Por Jorge
Marínez
El
peronismo de Alberto y Cristina se dispone a aprobar el aborto. Hará el intento
de manera expeditiva, y con menos sutilezas que las que tuvieron en 2018 sus
presuntos adversarios macristas, que no aprendieron de aquella derrota que
fracturó a su electorado. Pero debemos ser comprensivos con ellos: órdenes
son órdenes.
Es
curioso este peronismo del aborto. Si a algo no le teme es a la contradicción.
Este año, por ejemplo, encerraron a todo un país durante ocho meses con la
excusa apremiante de proteger la vida a cualquier costo. Ahora, sin ponerse
colorados, movilizan a su gente para imponer un proyecto de muerte, y
de muerte de los más débiles. Todo muy lógico.
La
retórica de estos peronistas del siglo XXI es nacionalista, como lo era la de
su fundador y líder máximo, y la de todos sus grandes dirigentes históricos.
Eso pregonan. Al momento de actuar, en cambio, no tienen ningún
problema en seguir al pie de la letra las enseñanzas de Henry Kissinger para
disminuir la población de los países pobres. Una rara forma de marchar hacia la
Patria Grande.
Vagamente,
es cierto, este peronismo dice admirar la figura de Eva Perón. Reivindica el
discurso clasista de la abanderada de los humildes, sus exabruptos que
incitaban al rencor y a la división, incluso a la violencia. Pero de la otra
Evita, la que defendía la maternidad, la familia y la sumisión de la mujer al
varón (atención feministas), de esa no hablan ni quieren que se la recuerden. Hoy
no es Evita la que marca la agenda sino la ex comunista Vilma Ibarra.
Las
contradicciones abundan. Este peronismo maldice al FMI y al Banco Mundial, pero
acepta sus planes globalistas, uno de los cuales es el aborto. Homenajea
a Ramón Carrillo y se entrega a Planned Parenthood. Se declara
fervorosamente anti-imperialista, y sin molestarse permite que una entidad
extranjera de origen británico (Amnesty International) exija imponer el
filicidio y dicte cómo encarar el debate legislativo para evitar reveses
indeseados. Sus discursos de barricada sueñan con la burguesía nacional
y la utopía de una pujante industria argentina, pero el que manda de verdad es
el especulador George Soros.
Este
peronismo gobierna un país cada vez más empobrecido y despoblado. Y aun así no
duda en ahondar esa despoblación, ignorando todas las advertencias sobre las
consecuencias económicas, territoriales y geopolíticas que tendría ese camino.

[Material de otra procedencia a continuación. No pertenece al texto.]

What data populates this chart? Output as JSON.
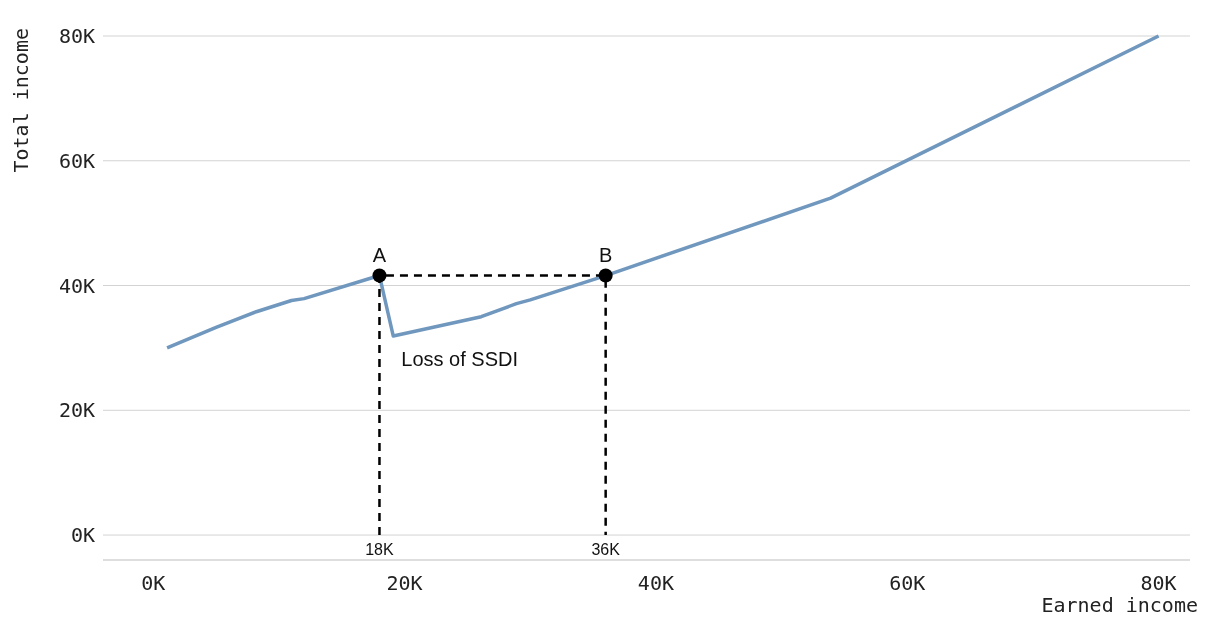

Que no es el que siguió el último gobierno del general Perón, ni el de su viuda,
líderes en el rechazo mundial al malthusianismo que las elites internacionales
buscaban imponer de manera frontal en la década de 1970, antes de que
eligieran una estrategia más indirecta y, por lo tanto, más eficaz.
Los
jefes de este peronismo abortero insisten en proclamarse católicos, pese a que
no vacilan en contradecir el magisterio de la Iglesia cada vez que pueden.
Antes habilitaron el matrimonio entre homosexuales y agilizaron el divorcio
exprés. Ahora se apuran para legalizar la muerte del niño por nacer, en una
deriva que más temprano que tarde desembocará en la eutanasia para
todos y todas.
A
estos mismos gobernantes se los vio llorar días atrás ante el féretro del
máximo ídolo popular argentino de nuestro tiempo. Un ídolo que, dicho sea de
paso, había nacido en las condiciones de pobreza extrema que, según el discurso
actual, habrían justificado su aborto sin miramientos. Delante de ese féretro
estos peronistas del siglo XXI repitieron una vez más el gesto hipócrita y
blasfemo de santiguarse y elevar la mirada al cielo, fingiendo una
consternación que sus corazones helados ya no pueden sentir. Pero seamos
comprensivos con ellos: órdenes son órdenes.